Le simple fait d’exploiter un chantier, un projet de construction ou d’installation, quelle que soit la durée (période) de cette exploitation, peut désormais suffire à constituer un établissement permanent en Russie et, par conséquent, à soumettre ses revenus à l’impôt russe. Avant la suspension de l’art. 5 de la CDI franco-russe, seuls les projets de construction ou de bâtiment d’une durée supérieure à 12 mois entraient dans le champ d’application.

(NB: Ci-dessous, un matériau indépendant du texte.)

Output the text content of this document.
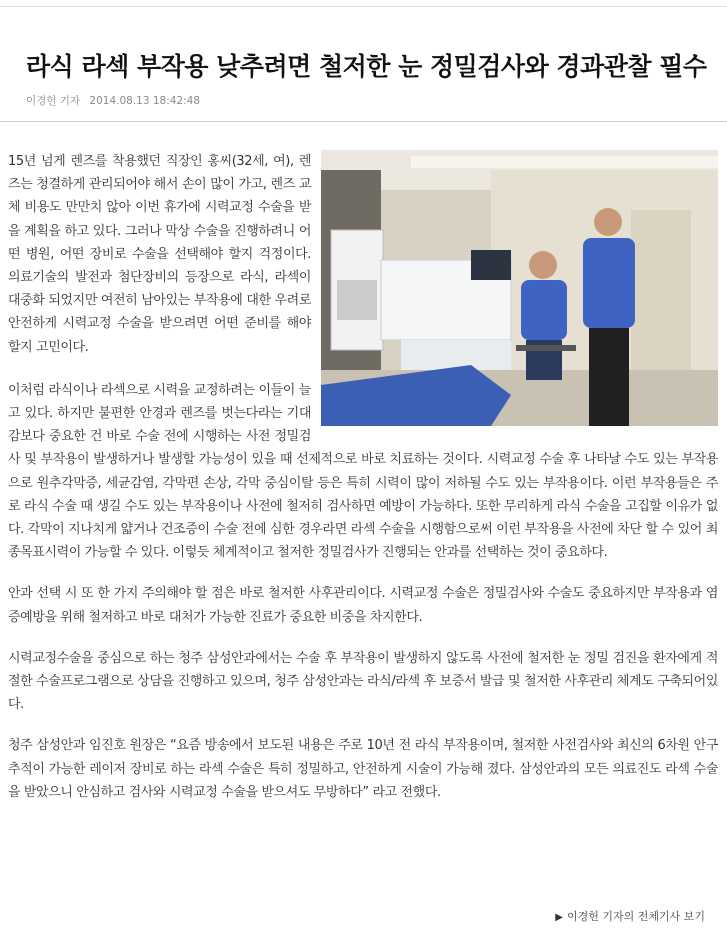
라식 라섹 부작용 낮추려면 철저한 눈 정밀검사와 경과관찰 필수
이경헌 기자 2014.08.13 18:42:48

15년 넘게 렌즈를 착용했던 직장인 홍씨(32세, 여), 렌즈는 청결하게 관리되어야 해서 손이 많이 가고, 렌즈 교체 비용도 만만치 않아 이번 휴가에 시력교정 수술을 받을 계획을 하고 있다. 그러나 막상 수술을 진행하려니 어떤 병원, 어떤 장비로 수술을 선택해야 할지 걱정이다. 의료기술의 발전과 첨단장비의 등장으로 라식, 라섹이 대중화 되었지만 여전히 남아있는 부작용에 대한 우려로 안전하게 시력교정 수술을 받으려면 어떤 준비를 해야 할지 고민이다.

이처럼 라식이나 라섹으로 시력을 교정하려는 이들이 늘고 있다. 하지만 불편한 안경과 렌즈를 벗는다라는 기대감보다 중요한 건 바로 수술 전에 시행하는 사전 정밀검사 및 부작용이 발생하거나 발생할 가능성이 있을 때 선제적으로 바로 치료하는 것이다. 시력교정 수술 후 나타날 수도 있는 부작용으로 원추각막증, 세균감염, 각막편 손상, 각막 중심이탈 등은 특히 시력이 많이 저하될 수도 있는 부작용이다. 이런 부작용들은 주로 라식 수술 때 생길 수도 있는 부작용이나 사전에 철저히 검사하면 예방이 가능하다. 또한 무리하게 라식 수술을 고집할 이유가 없다. 각막이 지나치게 얇거나 건조증이 수술 전에 심한 경우라면 라섹 수술을 시행함으로써 이런 부작용을 사전에 차단 할 수 있어 최종목표시력이 가능할 수 있다. 이렇듯 체계적이고 철저한 정밀검사가 진행되는 안과를 선택하는 것이 중요하다.

안과 선택 시 또 한 가지 주의해야 할 점은 바로 철저한 사후관리이다. 시력교정 수술은 정밀검사와 수술도 중요하지만 부작용과 염증예방을 위해 철저하고 바로 대처가 가능한 진료가 중요한 비중을 차지한다.

시력교정수술을 중심으로 하는 청주 삼성안과에서는 수술 후 부작용이 발생하지 않도록 사전에 철저한 눈 정밀 검진을 환자에게 적절한 수술프로그램으로 상담을 진행하고 있으며, 청주 삼성안과는 라식/라섹 후 보증서 발급 및 철저한 사후관리 체계도 구축되어있다.

청주 삼성안과 임진호 원장은 “요즘 방송에서 보도된 내용은 주로 10년 전 라식 부작용이며, 철저한 사전검사와 최신의 6차원 안구추적이 가능한 레이저 장비로 하는 라섹 수술은 특히 정밀하고, 안전하게 시술이 가능해 졌다. 삼성안과의 모든 의료진도 라섹 수술을 받았으니 안심하고 검사와 시력교정 수술을 받으셔도 무방하다” 라고 전했다.

▶ 이경헌 기자의 전체기사 보기
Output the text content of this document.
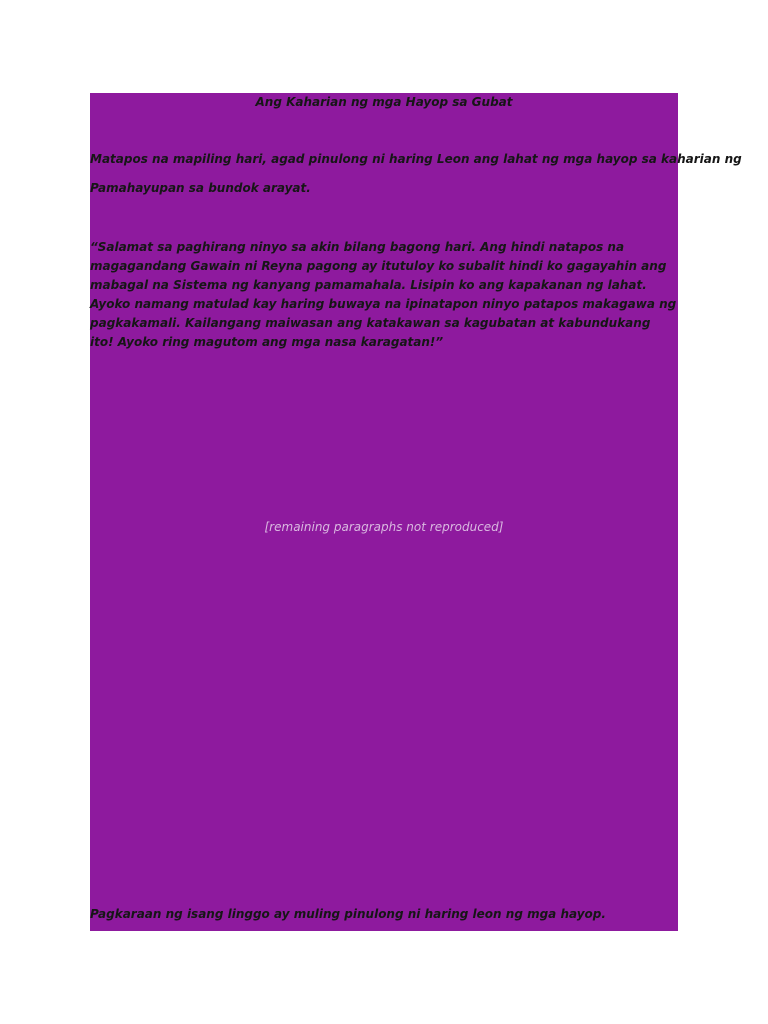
Ang Kaharian ng mga Hayop sa Gubat
Matapos na mapiling hari, agad pinulong ni haring Leon ang lahat ng mga hayop sa kaharian ng
Pamahayupan sa bundok arayat.
“Salamat sa paghirang ninyo sa akin bilang bagong hari. Ang hindi natapos na magagandang Gawain ni Reyna pagong ay itutuloy ko subalit hindi ko gagayahin ang mabagal na Sistema ng kanyang pamamahala. Lisipin ko ang kapakanan ng lahat. Ayoko namang matulad kay haring buwaya na ipinatapon ninyo patapos makagawa ng pagkakamali. Kailangang maiwasan ang katakawan sa kagubatan at kabundukang ito! Ayoko ring magutom ang mga nasa karagatan!”
[remaining paragraphs not reproduced]
Pagkaraan ng isang linggo ay muling pinulong ni haring leon ng mga hayop.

Nous nous attendons également à ce que moins de dépenses (intérêts, redevances, frais de marketing et de promotion, etc.) soient acceptables comme déductibles aux fins du calcul de la base imposable des établissements permanents des sociétés françaises en Russie.

Ceci étant dit, nous pensons qu’à ce jour, cette suspension unilatérale de la CDI franco-russe n’aura probablement pas beaucoup d’impact sur les affaires françaises étant donné qu’un nombre important de restrictions et d’interdictions est déjà imposé par la Russie sur l’exportation de fonds et de paiements de la Russie vers la France (dividendes, remboursement de dettes, vente d’actions, etc.), ce qui a en fait arrêté une partie importante des transactions commerciales et rendu la restructuration simplement possible.

EN FRANCE

La manière dont la France réagira à cette suspension unilatérale par la Russie de la plupart des dispositions de la CDI franco-russe n’a pas encore été rendue publique.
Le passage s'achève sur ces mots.